Let P be the point (other than the origin) of intersection of the curves `y^(2)=4ax and ay^(2) = 4x^(3)` such that the normals to the two curves meet x-axis at `G_(1) and G_(2)` respectively. Then, `G_(1)G_(2)=`

To solve the problem, we need to find the distance \( G_1 G_2 \) between the points where the normals to the curves \( y^2 = 4ax \) and \( ay^2 = 4x^3 \) intersect the x-axis. ### Step-by-Step Solution: 1. **Find the Point of Intersection of the Curves:** The curves given are: \[ y^2 = 4ax \quad \text{(1)} \] \[ ay^2 = 4x^3 \quad \text{(2)} \] From (1), we can express \( y^2 \) as \( 4ax \). Substitute this into (2): \[ a(4ax) = 4x^3 \] Simplifying this gives: \[ 4a^2x = 4x^3 \] Dividing both sides by 4: \[ a^2x = x^3 \] Rearranging gives: \[ x^3 - a^2x = 0 \] Factoring out \( x \): \[ x(x^2 - a^2) = 0 \] This gives us \( x = 0 \) or \( x = \pm a \). Since we are looking for the point other than the origin, we take \( x = a \). 2. **Find the Corresponding y-values:** Substitute \( x = a \) back into equation (1): \[ y^2 = 4a(a) = 4a^2 \] Thus, \( y = \pm 2a \).

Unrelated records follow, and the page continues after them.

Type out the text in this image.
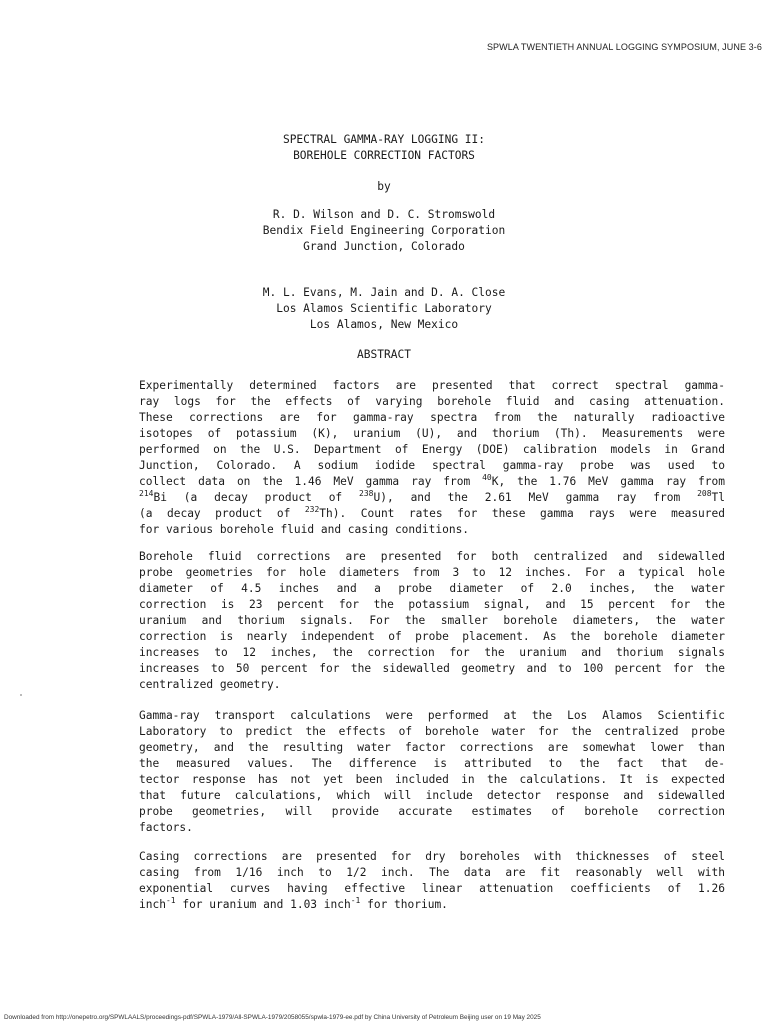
SPWLA TWENTIETH ANNUAL LOGGING SYMPOSIUM, JUNE 3-6
SPECTRAL GAMMA-RAY LOGGING II:
BOREHOLE CORRECTION FACTORS
by
R. D. Wilson and D. C. Stromswold
Bendix Field Engineering Corporation
Grand Junction, Colorado
M. L. Evans, M. Jain and D. A. Close
Los Alamos Scientific Laboratory
Los Alamos, New Mexico
ABSTRACT

Experimentally determined factors are presented that correct spectral gamma-
ray logs for the effects of varying borehole fluid and casing attenuation.
These corrections are for gamma-ray spectra from the naturally radioactive
isotopes of potassium (K), uranium (U), and thorium (Th). Measurements were
performed on the U.S. Department of Energy (DOE) calibration models in Grand
Junction, Colorado. A sodium iodide spectral gamma-ray probe was used to
collect data on the 1.46 MeV gamma ray from $^{40}$K, the 1.76 MeV gamma ray from
$^{214}$Bi (a decay product of $^{238}$U), and the 2.61 MeV gamma ray from $^{208}$Tl
(a decay product of $^{232}$Th). Count rates for these gamma rays were measured
for various borehole fluid and casing conditions.

Borehole fluid corrections are presented for both centralized and sidewalled
probe geometries for hole diameters from 3 to 12 inches. For a typical hole
diameter of 4.5 inches and a probe diameter of 2.0 inches, the water
correction is 23 percent for the potassium signal, and 15 percent for the
uranium and thorium signals. For the smaller borehole diameters, the water
correction is nearly independent of probe placement. As the borehole diameter
increases to 12 inches, the correction for the uranium and thorium signals
increases to 50 percent for the sidewalled geometry and to 100 percent for the
centralized geometry.

Gamma-ray transport calculations were performed at the Los Alamos Scientific
Laboratory to predict the effects of borehole water for the centralized probe
geometry, and the resulting water factor corrections are somewhat lower than
the measured values. The difference is attributed to the fact that de-
tector response has not yet been included in the calculations. It is expected
that future calculations, which will include detector response and sidewalled
probe geometries, will provide accurate estimates of borehole correction
factors.

Casing corrections are presented for dry boreholes with thicknesses of steel
casing from 1/16 inch to 1/2 inch. The data are fit reasonably well with
exponential curves having effective linear attenuation coefficients of 1.26
inch$^{-1}$ for uranium and 1.03 inch$^{-1}$ for thorium.

Downloaded from http://onepetro.org/SPWLAALS/proceedings-pdf/SPWLA-1979/All-SPWLA-1979/2058055/spwla-1979-ee.pdf by China University of Petroleum Beijing user on 19 May 2025
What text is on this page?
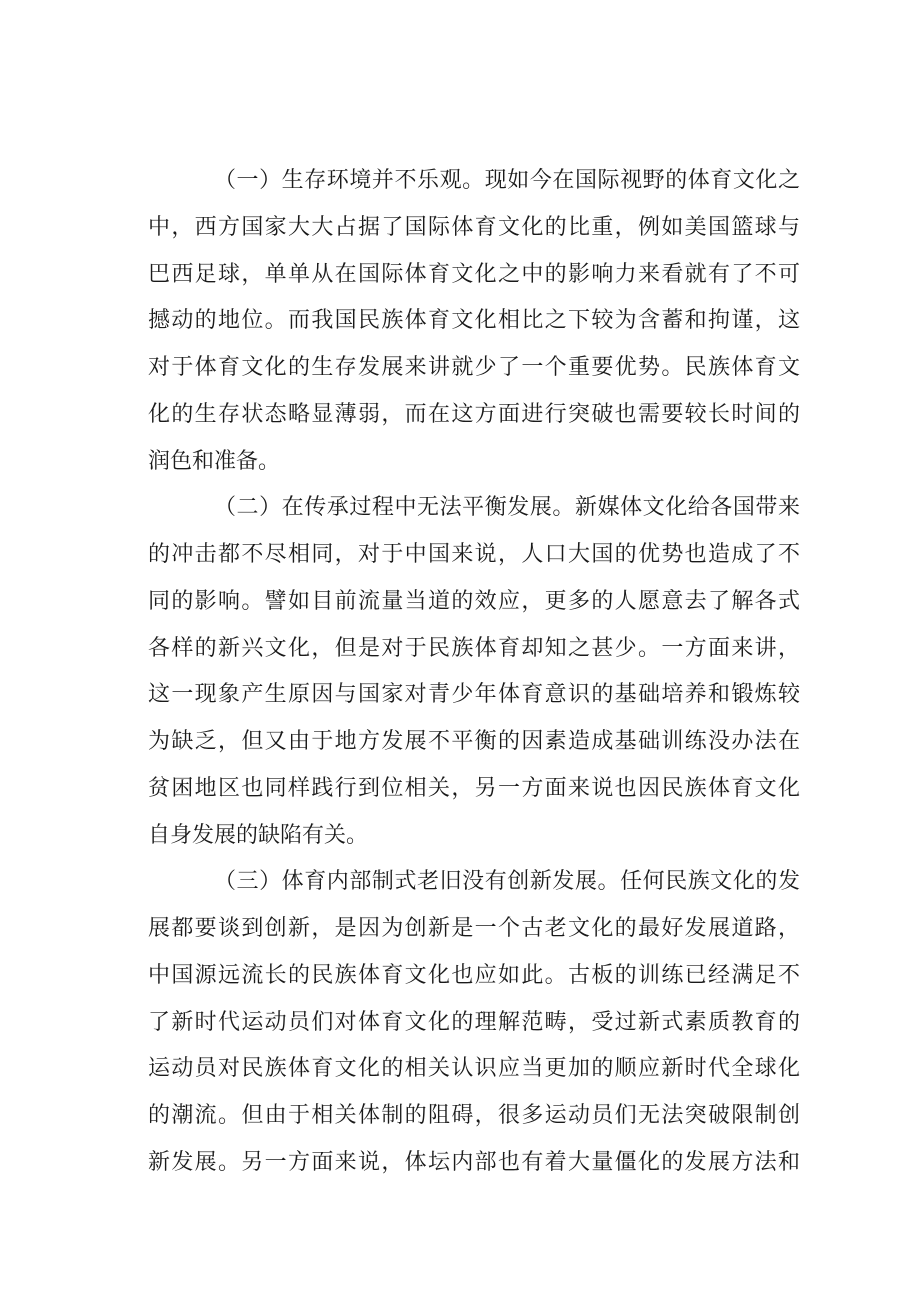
（一）生存环境并不乐观。现如今在国际视野的体育文化之
中，西方国家大大占据了国际体育文化的比重，例如美国篮球与
巴西足球，单单从在国际体育文化之中的影响力来看就有了不可
撼动的地位。而我国民族体育文化相比之下较为含蓄和拘谨，这
对于体育文化的生存发展来讲就少了一个重要优势。民族体育文
化的生存状态略显薄弱，而在这方面进行突破也需要较长时间的
润色和准备。
（二）在传承过程中无法平衡发展。新媒体文化给各国带来
的冲击都不尽相同，对于中国来说，人口大国的优势也造成了不
同的影响。譬如目前流量当道的效应，更多的人愿意去了解各式
各样的新兴文化，但是对于民族体育却知之甚少。一方面来讲，
这一现象产生原因与国家对青少年体育意识的基础培养和锻炼较
为缺乏，但又由于地方发展不平衡的因素造成基础训练没办法在
贫困地区也同样践行到位相关，另一方面来说也因民族体育文化
自身发展的缺陷有关。
（三）体育内部制式老旧没有创新发展。任何民族文化的发
展都要谈到创新，是因为创新是一个古老文化的最好发展道路，
中国源远流长的民族体育文化也应如此。古板的训练已经满足不
了新时代运动员们对体育文化的理解范畴，受过新式素质教育的
运动员对民族体育文化的相关认识应当更加的顺应新时代全球化
的潮流。但由于相关体制的阻碍，很多运动员们无法突破限制创
新发展。另一方面来说，体坛内部也有着大量僵化的发展方法和
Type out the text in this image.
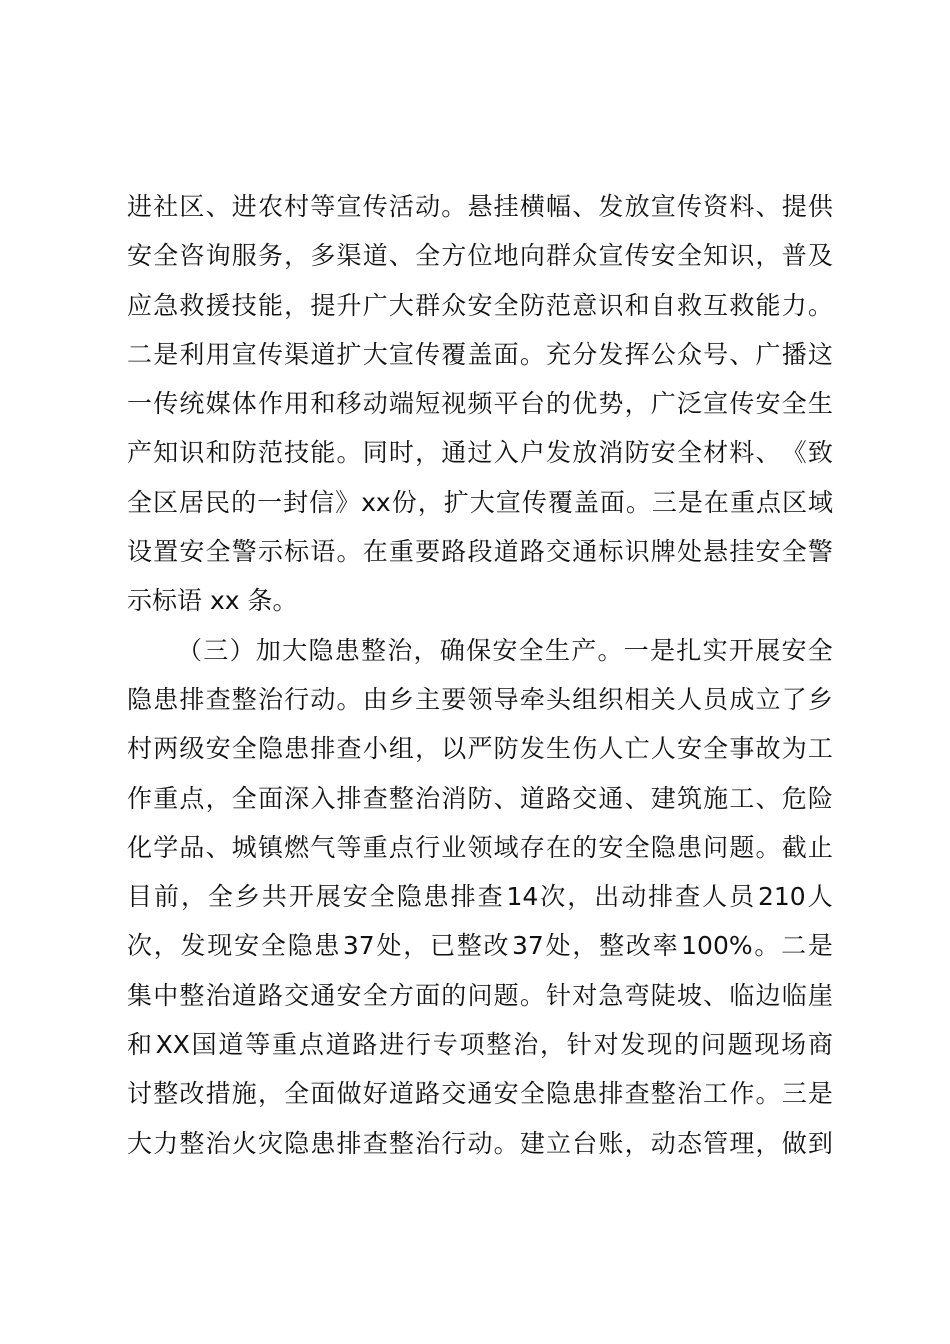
进 社 区 、 进 农 村 等 宣 传 活 动 。 悬 挂 横 幅 、 发 放 宣 传 资 料 、 提 供
安 全 咨 询 服 务 ， 多 渠 道 、 全 方 位 地 向 群 众 宣 传 安 全 知 识 ， 普 及
应 急 救 援 技 能 ， 提 升 广 大 群 众 安 全 防 范 意 识 和 自 救 互 救 能 力 。
二 是 利 用 宣 传 渠 道 扩 大 宣 传 覆 盖 面 。 充 分 发 挥 公 众 号 、 广 播 这
一 传 统 媒 体 作 用 和 移 动 端 短 视 频 平 台 的 优 势 ， 广 泛 宣 传 安 全 生
产 知 识 和 防 范 技 能 。 同 时 ， 通 过 入 户 发 放 消 防 安 全 材 料 、 《 致
全 区 居 民 的 一 封 信 》 xx 份 ， 扩 大 宣 传 覆 盖 面 。 三 是 在 重 点 区 域
设 置 安 全 警 示 标 语 。 在 重 要 路 段 道 路 交 通 标 识 牌 处 悬 挂 安 全 警
示标语 xx 条。
（ 三 ） 加 大 隐 患 整 治 ， 确 保 安 全 生 产 。 一 是 扎 实 开 展 安 全
隐 患 排 查 整 治 行 动 。 由 乡 主 要 领 导 牵 头 组 织 相 关 人 员 成 立 了 乡
村 两 级 安 全 隐 患 排 查 小 组 ， 以 严 防 发 生 伤 人 亡 人 安 全 事 故 为 工
作 重 点 ， 全 面 深 入 排 查 整 治 消 防 、 道 路 交 通 、 建 筑 施 工 、 危 险
化 学 品 、 城 镇 燃 气 等 重 点 行 业 领 域 存 在 的 安 全 隐 患 问 题 。 截 止
目 前 ， 全 乡 共 开 展 安 全 隐 患 排 查 14 次 ， 出 动 排 查 人 员 210 人
次 ， 发 现 安 全 隐 患 37 处 ， 已 整 改 37 处 ， 整 改 率 100% 。 二 是
集 中 整 治 道 路 交 通 安 全 方 面 的 问 题 。 针 对 急 弯 陡 坡 、 临 边 临 崖
和 XX 国 道 等 重 点 道 路 进 行 专 项 整 治 ， 针 对 发 现 的 问 题 现 场 商
讨 整 改 措 施 ， 全 面 做 好 道 路 交 通 安 全 隐 患 排 查 整 治 工 作 。 三 是
大 力 整 治 火 灾 隐 患 排 查 整 治 行 动 。 建 立 台 账 ， 动 态 管 理 ， 做 到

Therefore, the points of intersection are \( P(a, 2a) \) and \( P(a, -2a) \). 3. **Find the Slopes of the Normals:** - For the curve \( y^2 = 4ax \): \[ \frac{dy}{dx} = \frac{2a}{y} \] At \( P(a, 2a) \): \[ \frac{dy}{dx} = \frac{2a}{2a} = 1 \] The slope of the normal is: \[ m_1 = -1 \] - For the curve \( ay^2 = 4x^3 \): \[ \frac{dy}{dx} = \frac{12x^2}{2ay} = \frac{6x^2}{ay} \] At \( P(a, 2a) \): \[ \frac{dy}{dx} = \frac{6a^2}{2a^2} = 3 \] The slope of the normal is: \[ m_2 = -\frac{1}{3} \] 4. **Find the Equations of the Normals:** - For the first curve at \( P(a, 2a) \): \[ y - 2a = -1(x - a) \implies y = -x + 3a \] - For the second curve at \( P(a, 2a) \): \[ y - 2a = -\frac{1}{3}(x - a) \implies 3(y - 2a) = -1(x - a) \] Simplifying gives: \[ 3y - 6a = -x + a \implies x + 3y = 7a \] 5. **Find the Points \( G_1 \) and \( G_2 \) where Normals Meet the x-axis:** - For \( G_1 \) (where \( y = 0 \)): \[ 0 = -x + 3a \implies x = 3a \implies G_1(3a, 0) \] - For \( G_2 \) (where \( y = 0 \)): \[ 0 + 3y = 7a \implies x = 7a \implies G_2(7a, 0) \] 6. **Calculate the Distance \( G_1 G_2 \):** The distance \( G_1 G_2 \) is: \[ G_1 G_2 = |7a - 3a| = 4a \] ### Final Answer: \[ G_1 G_2 = 4a \]